Lu. longipalpis is known to be a permissive vector for L. (L.) amazonensis transmission. Similarly, we suspect the participation of L. (L.) amazonensis as the etiologic agent of the reported cases of CL and VL due to: 1) the absence of evidence of other Leishmania spp., including L. (L.) infantum, in the sand flies we studied.

CONCLUSION

To better elucidate our findings and demonstrate whether L. (L.) amazonensis is predominating in previous endemic regions of L. (L.) infantum, we suggest that surveys (through integrative approaches) of the causative agents of leishmaniasis infecting dogs, humans and synanthropic reservoirs be carried out.
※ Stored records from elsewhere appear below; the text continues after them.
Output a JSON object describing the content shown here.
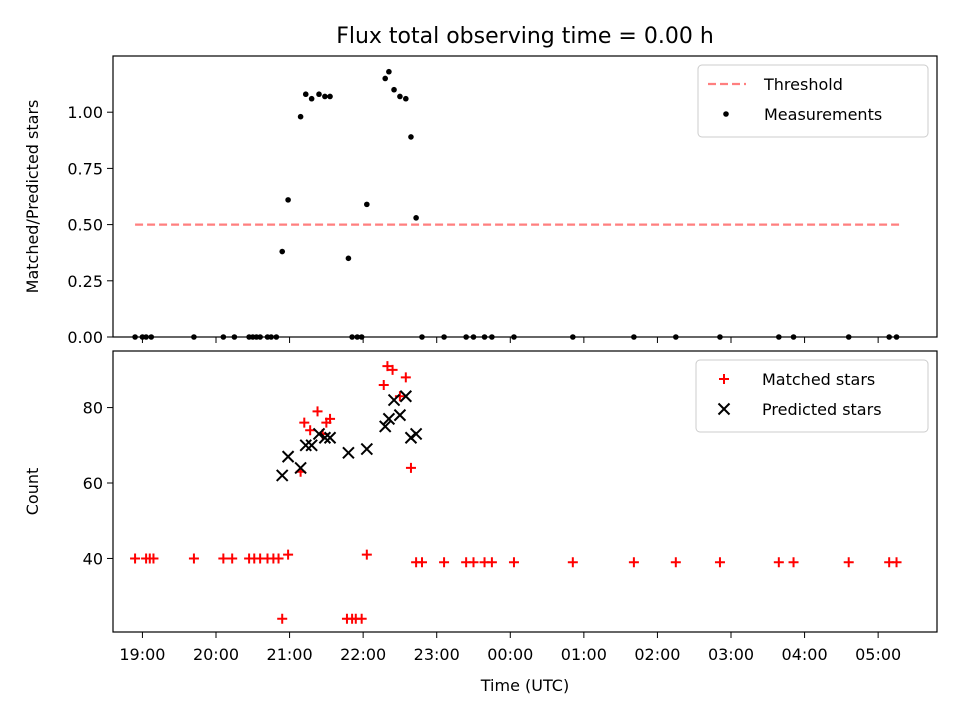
{
  "figure": {
    "title": "Flux total observing time = 0.00 h"
  },
  "chart_data": [
    {
      "type": "scatter",
      "panel": "top",
      "title": "Flux total observing time = 0.00 h",
      "xlabel": "",
      "ylabel": "Matched/Predicted stars",
      "x_unit": "hours since 18:00 UTC",
      "xlim": [
        18.6,
        29.8
      ],
      "ylim": [
        0,
        1.25
      ],
      "yticks": [
        0.0,
        0.25,
        0.5,
        0.75,
        1.0
      ],
      "ytick_labels": [
        "0.00",
        "0.25",
        "0.50",
        "0.75",
        "1.00"
      ],
      "grid": false,
      "legend_position": "top-right",
      "series": [
        {
          "name": "Threshold",
          "kind": "line",
          "style": "dashed",
          "color": "#ff7f7f",
          "points": [
            [
              18.9,
              0.5
            ],
            [
              29.3,
              0.5
            ]
          ]
        },
        {
          "name": "Measurements",
          "kind": "scatter",
          "marker": "dot",
          "color": "#000000",
          "points": [
            [
              18.9,
              0
            ],
            [
              19.0,
              0
            ],
            [
              19.05,
              0
            ],
            [
              19.12,
              0
            ],
            [
              19.7,
              0
            ],
            [
              20.1,
              0
            ],
            [
              20.25,
              0
            ],
            [
              20.45,
              0
            ],
            [
              20.5,
              0
            ],
            [
              20.55,
              0
            ],
            [
              20.6,
              0
            ],
            [
              20.7,
              0
            ],
            [
              20.75,
              0
            ],
            [
              20.82,
              0
            ],
            [
              20.9,
              0.38
            ],
            [
              20.98,
              0.61
            ],
            [
              21.15,
              0.98
            ],
            [
              21.22,
              1.08
            ],
            [
              21.3,
              1.06
            ],
            [
              21.4,
              1.08
            ],
            [
              21.48,
              1.07
            ],
            [
              21.55,
              1.07
            ],
            [
              21.8,
              0.35
            ],
            [
              21.85,
              0
            ],
            [
              21.92,
              0
            ],
            [
              21.98,
              0
            ],
            [
              22.05,
              0.59
            ],
            [
              22.3,
              1.15
            ],
            [
              22.35,
              1.18
            ],
            [
              22.42,
              1.1
            ],
            [
              22.5,
              1.07
            ],
            [
              22.58,
              1.06
            ],
            [
              22.65,
              0.89
            ],
            [
              22.72,
              0.53
            ],
            [
              22.8,
              0
            ],
            [
              23.1,
              0
            ],
            [
              23.4,
              0
            ],
            [
              23.5,
              0
            ],
            [
              23.65,
              0
            ],
            [
              23.75,
              0
            ],
            [
              24.05,
              0
            ],
            [
              24.85,
              0
            ],
            [
              25.68,
              0
            ],
            [
              26.25,
              0
            ],
            [
              26.85,
              0
            ],
            [
              27.65,
              0
            ],
            [
              27.85,
              0
            ],
            [
              28.6,
              0
            ],
            [
              29.15,
              0
            ],
            [
              29.25,
              0
            ]
          ]
        }
      ]
    },
    {
      "type": "scatter",
      "panel": "bottom",
      "title": "",
      "xlabel": "Time (UTC)",
      "ylabel": "Count",
      "x_unit": "hours since 18:00 UTC",
      "xlim": [
        18.6,
        29.8
      ],
      "ylim": [
        20.5,
        95
      ],
      "yticks": [
        40,
        60,
        80
      ],
      "ytick_labels": [
        "40",
        "60",
        "80"
      ],
      "xticks": [
        19,
        20,
        21,
        22,
        23,
        24,
        25,
        26,
        27,
        28,
        29
      ],
      "xtick_labels": [
        "19:00",
        "20:00",
        "21:00",
        "22:00",
        "23:00",
        "00:00",
        "01:00",
        "02:00",
        "03:00",
        "04:00",
        "05:00"
      ],
      "grid": false,
      "legend_position": "top-right",
      "series": [
        {
          "name": "Matched stars",
          "kind": "scatter",
          "marker": "plus",
          "color": "#ff0000",
          "points": [
            [
              18.9,
              40
            ],
            [
              19.05,
              40
            ],
            [
              19.1,
              40
            ],
            [
              19.15,
              40
            ],
            [
              19.7,
              40
            ],
            [
              20.1,
              40
            ],
            [
              20.22,
              40
            ],
            [
              20.45,
              40
            ],
            [
              20.52,
              40
            ],
            [
              20.6,
              40
            ],
            [
              20.7,
              40
            ],
            [
              20.78,
              40
            ],
            [
              20.85,
              40
            ],
            [
              20.9,
              24
            ],
            [
              20.98,
              41
            ],
            [
              21.15,
              63
            ],
            [
              21.2,
              76
            ],
            [
              21.28,
              74
            ],
            [
              21.38,
              79
            ],
            [
              21.45,
              73
            ],
            [
              21.5,
              76
            ],
            [
              21.55,
              77
            ],
            [
              21.78,
              24
            ],
            [
              21.85,
              24
            ],
            [
              21.9,
              24
            ],
            [
              21.98,
              24
            ],
            [
              22.05,
              41
            ],
            [
              22.28,
              86
            ],
            [
              22.33,
              91
            ],
            [
              22.4,
              90
            ],
            [
              22.5,
              83
            ],
            [
              22.58,
              88
            ],
            [
              22.65,
              64
            ],
            [
              22.72,
              39
            ],
            [
              22.8,
              39
            ],
            [
              23.1,
              39
            ],
            [
              23.4,
              39
            ],
            [
              23.5,
              39
            ],
            [
              23.65,
              39
            ],
            [
              23.75,
              39
            ],
            [
              24.05,
              39
            ],
            [
              24.85,
              39
            ],
            [
              25.68,
              39
            ],
            [
              26.25,
              39
            ],
            [
              26.85,
              39
            ],
            [
              27.65,
              39
            ],
            [
              27.85,
              39
            ],
            [
              28.6,
              39
            ],
            [
              29.15,
              39
            ],
            [
              29.25,
              39
            ]
          ]
        },
        {
          "name": "Predicted stars",
          "kind": "scatter",
          "marker": "x",
          "color": "#000000",
          "points": [
            [
              20.9,
              62
            ],
            [
              20.98,
              67
            ],
            [
              21.15,
              64
            ],
            [
              21.22,
              70
            ],
            [
              21.3,
              70
            ],
            [
              21.4,
              73
            ],
            [
              21.48,
              72
            ],
            [
              21.55,
              72
            ],
            [
              21.8,
              68
            ],
            [
              22.05,
              69
            ],
            [
              22.3,
              75
            ],
            [
              22.35,
              77
            ],
            [
              22.42,
              82
            ],
            [
              22.5,
              78
            ],
            [
              22.58,
              83
            ],
            [
              22.65,
              72
            ],
            [
              22.72,
              73
            ]
          ]
        }
      ]
    }
  ]
}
Considering that in the Caxias municipality the diagnosis of dogs positive for leishmaniasis is performed only by serology – a non-specific method for identifying Leishmania species – and by microscopy of smears in human patients, molecular surveys, along with a genomic characterization of the parasites from those sources, must be performed. In addition to deeper ecological studies about the sand fly fauna, different sampling methods must be used in an integrative manner to verify whether some species, like Bi. flaviscutellata, are rare or just undersampled, as in surveys based on CDC-type traps, Lu. longipalpis is often the predominant sand fly in the sampling.